The Presbyterian congregation in St. Augustine was organized in June 1824. The congregation immediately began making plans to construct a house of worship, and in January 1825, construction began on a sanctuary and continued for five years. By 1830, the building was finished and the congregation continued to grow its membership.
In 1866 the church purchased an existing home at the corner of Hypolita and St. George Streets to serve as the home of the minister and his family.
The present sanctuary was given by Henry Morrison Flagler and dedicated in 1890 as a memorial to his daughter Jenny Louise Benedict who died from complications from childbirth.
The Huguenot Cemetery
The Huguenot Cemetery in St. Augustine, Florida located across from the historic City Gate was a Protestant burial ground between the years 1821 and 1884.
The Spanish colonial city of St.
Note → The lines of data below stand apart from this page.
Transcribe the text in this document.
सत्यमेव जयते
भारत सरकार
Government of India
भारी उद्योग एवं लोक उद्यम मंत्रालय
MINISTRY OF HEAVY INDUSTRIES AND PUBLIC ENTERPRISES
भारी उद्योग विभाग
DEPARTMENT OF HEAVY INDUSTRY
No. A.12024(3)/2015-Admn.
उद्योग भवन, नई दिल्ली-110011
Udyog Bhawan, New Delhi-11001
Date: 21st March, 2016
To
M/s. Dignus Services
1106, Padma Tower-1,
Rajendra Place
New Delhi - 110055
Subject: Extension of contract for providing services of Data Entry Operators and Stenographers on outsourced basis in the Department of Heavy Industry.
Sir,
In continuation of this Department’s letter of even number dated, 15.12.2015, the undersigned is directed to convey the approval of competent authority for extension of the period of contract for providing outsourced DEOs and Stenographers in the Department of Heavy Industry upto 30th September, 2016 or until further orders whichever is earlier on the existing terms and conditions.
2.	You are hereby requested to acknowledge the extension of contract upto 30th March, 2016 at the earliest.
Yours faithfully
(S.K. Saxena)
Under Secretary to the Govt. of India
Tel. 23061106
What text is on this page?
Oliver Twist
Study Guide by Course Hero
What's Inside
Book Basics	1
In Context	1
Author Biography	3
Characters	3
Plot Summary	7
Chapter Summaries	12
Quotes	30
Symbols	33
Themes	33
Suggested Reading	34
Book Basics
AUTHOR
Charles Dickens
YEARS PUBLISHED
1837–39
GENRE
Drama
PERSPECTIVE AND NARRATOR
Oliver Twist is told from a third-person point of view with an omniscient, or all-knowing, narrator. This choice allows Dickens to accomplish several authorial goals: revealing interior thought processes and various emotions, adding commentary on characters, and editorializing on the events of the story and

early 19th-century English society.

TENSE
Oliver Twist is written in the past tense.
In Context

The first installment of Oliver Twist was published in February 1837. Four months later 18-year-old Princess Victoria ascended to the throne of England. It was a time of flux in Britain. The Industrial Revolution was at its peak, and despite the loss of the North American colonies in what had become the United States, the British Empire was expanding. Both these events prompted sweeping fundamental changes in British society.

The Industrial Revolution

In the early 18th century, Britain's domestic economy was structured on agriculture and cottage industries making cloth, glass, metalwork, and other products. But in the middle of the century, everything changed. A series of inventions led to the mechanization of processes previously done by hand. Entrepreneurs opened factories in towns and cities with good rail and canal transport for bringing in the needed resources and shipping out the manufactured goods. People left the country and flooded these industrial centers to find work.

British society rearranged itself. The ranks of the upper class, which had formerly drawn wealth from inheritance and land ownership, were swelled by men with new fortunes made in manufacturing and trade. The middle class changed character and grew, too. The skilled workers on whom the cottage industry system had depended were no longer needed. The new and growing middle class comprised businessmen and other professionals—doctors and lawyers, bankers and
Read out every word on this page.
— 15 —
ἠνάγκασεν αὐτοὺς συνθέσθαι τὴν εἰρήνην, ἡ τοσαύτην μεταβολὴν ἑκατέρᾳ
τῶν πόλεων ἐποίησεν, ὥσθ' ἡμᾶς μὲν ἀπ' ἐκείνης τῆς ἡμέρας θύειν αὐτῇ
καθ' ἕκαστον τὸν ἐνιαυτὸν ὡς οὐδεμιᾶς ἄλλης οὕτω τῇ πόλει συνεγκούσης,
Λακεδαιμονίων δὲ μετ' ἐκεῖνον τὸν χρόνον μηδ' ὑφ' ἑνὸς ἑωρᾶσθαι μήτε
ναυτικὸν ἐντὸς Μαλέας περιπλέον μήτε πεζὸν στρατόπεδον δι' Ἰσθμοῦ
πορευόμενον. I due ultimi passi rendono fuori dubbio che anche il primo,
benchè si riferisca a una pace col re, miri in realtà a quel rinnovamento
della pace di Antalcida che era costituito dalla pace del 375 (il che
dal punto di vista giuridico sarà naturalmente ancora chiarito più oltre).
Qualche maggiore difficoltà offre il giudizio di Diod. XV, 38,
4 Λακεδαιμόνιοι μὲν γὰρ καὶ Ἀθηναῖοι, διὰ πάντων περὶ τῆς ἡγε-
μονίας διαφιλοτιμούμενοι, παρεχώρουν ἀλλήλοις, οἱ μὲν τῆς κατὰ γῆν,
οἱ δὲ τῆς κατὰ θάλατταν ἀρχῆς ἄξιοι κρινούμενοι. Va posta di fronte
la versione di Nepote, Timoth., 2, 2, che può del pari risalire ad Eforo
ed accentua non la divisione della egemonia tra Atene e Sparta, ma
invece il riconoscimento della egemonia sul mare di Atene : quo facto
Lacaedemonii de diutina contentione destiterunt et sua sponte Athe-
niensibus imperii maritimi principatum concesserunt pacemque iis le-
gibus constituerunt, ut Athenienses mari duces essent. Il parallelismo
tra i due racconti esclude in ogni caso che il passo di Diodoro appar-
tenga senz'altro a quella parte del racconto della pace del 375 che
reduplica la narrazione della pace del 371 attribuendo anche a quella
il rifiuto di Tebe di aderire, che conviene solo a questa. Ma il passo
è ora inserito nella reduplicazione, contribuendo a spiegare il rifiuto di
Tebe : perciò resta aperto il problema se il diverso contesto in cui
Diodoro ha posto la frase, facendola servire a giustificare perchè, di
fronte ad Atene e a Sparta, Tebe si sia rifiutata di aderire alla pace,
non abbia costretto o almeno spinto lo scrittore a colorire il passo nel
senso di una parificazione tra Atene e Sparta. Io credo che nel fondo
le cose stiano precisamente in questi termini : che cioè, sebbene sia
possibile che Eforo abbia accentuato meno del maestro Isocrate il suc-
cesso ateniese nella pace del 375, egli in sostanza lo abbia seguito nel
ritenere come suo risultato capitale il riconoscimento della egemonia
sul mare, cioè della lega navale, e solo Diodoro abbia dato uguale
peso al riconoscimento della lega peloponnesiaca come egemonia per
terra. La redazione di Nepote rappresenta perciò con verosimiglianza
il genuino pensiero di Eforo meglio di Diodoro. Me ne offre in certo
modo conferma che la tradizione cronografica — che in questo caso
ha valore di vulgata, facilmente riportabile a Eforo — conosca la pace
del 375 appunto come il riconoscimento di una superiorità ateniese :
Augustine, along with the entire Florida Territory became de facto American possessions after the 1819 signing of the Adams-Ois Treaty. The actual physical occupation of the city and Florida territory occurred in 1821.
Prior to American occupation the Spanish city of St. Augustine was predominantly Catholic and the only burial ground within the city, the Tolomato cemetery, was reserved for Catholics.
Recognizing a need for a formal Protestant burial ground, an area just outside the city gate was chosen by the new American administration in St. Augustine. The first burials occurred in 1821 just prior to a yellow fever epidemic which claimed the lives of a large number of the city’s inhabitants.
The cemetery property was acquired by the Rev. Thomas Alexander, who then turned it over to the Presbyterian Church in 1832, burials continued until 1884 when both Huguenot and Tolomato cemeteries were closed.
The cemetery is believed to hold at least 436 burials according to city records. The cemetery, although named “Huguenot Cemetery,” isn’t believed to contain any members of the Huguenots, a French Protestant sect started in the 16th century in France.